I'm running Python 3.5.1 on Windows. I am attempting to find duplicate source code files in a directory by computing their hash. The problem is that Python seems to think some files are empty. Here is the relevant code snippet:
with open(path, 'rb') as afile:
hasher = hashlib.md5()
data = afile.read()
hasher.update(data)
print("len(data): {}, Path: {}, Hash:{}".format(len(data), path, hasher.hexdigest()))
Here is some example output:
len(data): 0, Path: h:\t\TCPServerSocket.h, Hash:d41d8cd98f00b204e9800998ecf8427e
len(data): 0, Path: h:\t\TCPSocket.cpp, Hash:d41d8cd98f00b204e9800998ecf8427e
len(data): 0, Path: h:\t\TCPSocket.h, Hash:d41d8cd98f00b204e9800998ecf8427e
len(data): 5073, Path: h:\t\ConfigFile.cpp, Hash:6188d6a0e0bc02edf27ce232689beff6
I assure you that these files are not empty, and Python is not throwing any errors during execution. Any ideas?

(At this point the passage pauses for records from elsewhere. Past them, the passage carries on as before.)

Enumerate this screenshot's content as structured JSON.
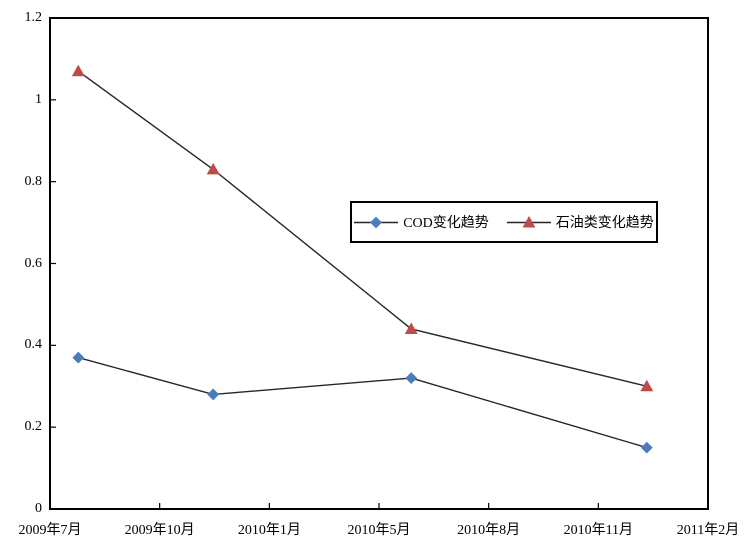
{
  "chart_data": {
    "type": "line",
    "title": "",
    "background_color": "#ffffff",
    "axis_color": "#000000",
    "series_line_color": "#262626",
    "grid": false,
    "x_axis": {
      "tick_labels": [
        "2009年7月",
        "2009年10月",
        "2010年1月",
        "2010年5月",
        "2010年8月",
        "2010年11月",
        "2011年2月"
      ]
    },
    "y_axis": {
      "min": 0,
      "max": 1.2,
      "step": 0.2,
      "tick_labels": [
        "0",
        "0.2",
        "0.4",
        "0.6",
        "0.8",
        "1",
        "1.2"
      ]
    },
    "series": [
      {
        "name": "COD变化趋势",
        "marker": "diamond",
        "marker_color": "#4a7ebb",
        "points": [
          {
            "x_frac": 0.043,
            "y": 0.37
          },
          {
            "x_frac": 0.248,
            "y": 0.28
          },
          {
            "x_frac": 0.549,
            "y": 0.32
          },
          {
            "x_frac": 0.907,
            "y": 0.15
          }
        ]
      },
      {
        "name": "石油类变化趋势",
        "marker": "triangle",
        "marker_color": "#be4b48",
        "points": [
          {
            "x_frac": 0.043,
            "y": 1.07
          },
          {
            "x_frac": 0.248,
            "y": 0.83
          },
          {
            "x_frac": 0.549,
            "y": 0.44
          },
          {
            "x_frac": 0.907,
            "y": 0.3
          }
        ]
      }
    ],
    "legend": {
      "position": "upper-middle-center",
      "border": true
    }
  }
}
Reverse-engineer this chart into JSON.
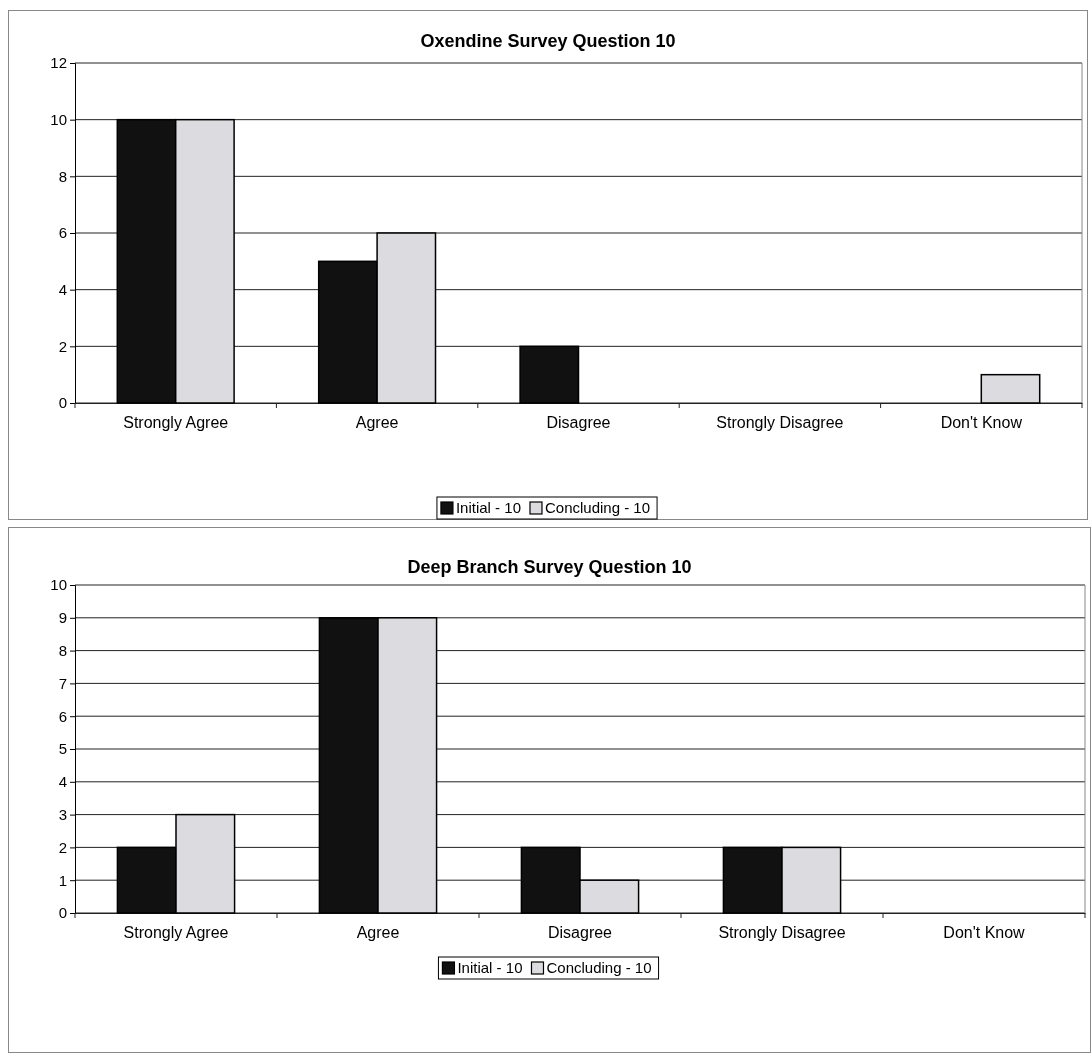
{
  "chart_data": [
    {
      "type": "bar",
      "title": "Oxendine Survey Question 10",
      "categories": [
        "Strongly Agree",
        "Agree",
        "Disagree",
        "Strongly Disagree",
        "Don't Know"
      ],
      "series": [
        {
          "name": "Initial - 10",
          "color": "#111111",
          "values": [
            10,
            5,
            2,
            0,
            0
          ]
        },
        {
          "name": "Concluding - 10",
          "color": "#dcdce0",
          "values": [
            10,
            6,
            0,
            0,
            1
          ]
        }
      ],
      "ylim": [
        0,
        12
      ],
      "yticks": [
        0,
        2,
        4,
        6,
        8,
        10,
        12
      ],
      "grid": "y",
      "legend": "bottom"
    },
    {
      "type": "bar",
      "title": "Deep Branch Survey Question 10",
      "categories": [
        "Strongly Agree",
        "Agree",
        "Disagree",
        "Strongly Disagree",
        "Don't Know"
      ],
      "series": [
        {
          "name": "Initial - 10",
          "color": "#111111",
          "values": [
            2,
            9,
            2,
            2,
            0
          ]
        },
        {
          "name": "Concluding - 10",
          "color": "#dcdce0",
          "values": [
            3,
            9,
            1,
            2,
            0
          ]
        }
      ],
      "ylim": [
        0,
        10
      ],
      "yticks": [
        0,
        1,
        2,
        3,
        4,
        5,
        6,
        7,
        8,
        9,
        10
      ],
      "grid": "y",
      "legend": "bottom"
    }
  ]
}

I think you should computer the hash by calling hashlib.md5 on the files them self
Let me know if that continues to suggest files are empty
I'll just delete this answer if it is not the case, but it's something you need to check. Put this directly before the open block
Because everything in your output is consistent with that file actually being empty. So maybe it is? My first thought was you might be zeroing out the file elsewhere, although you would figure that out pretty quickly.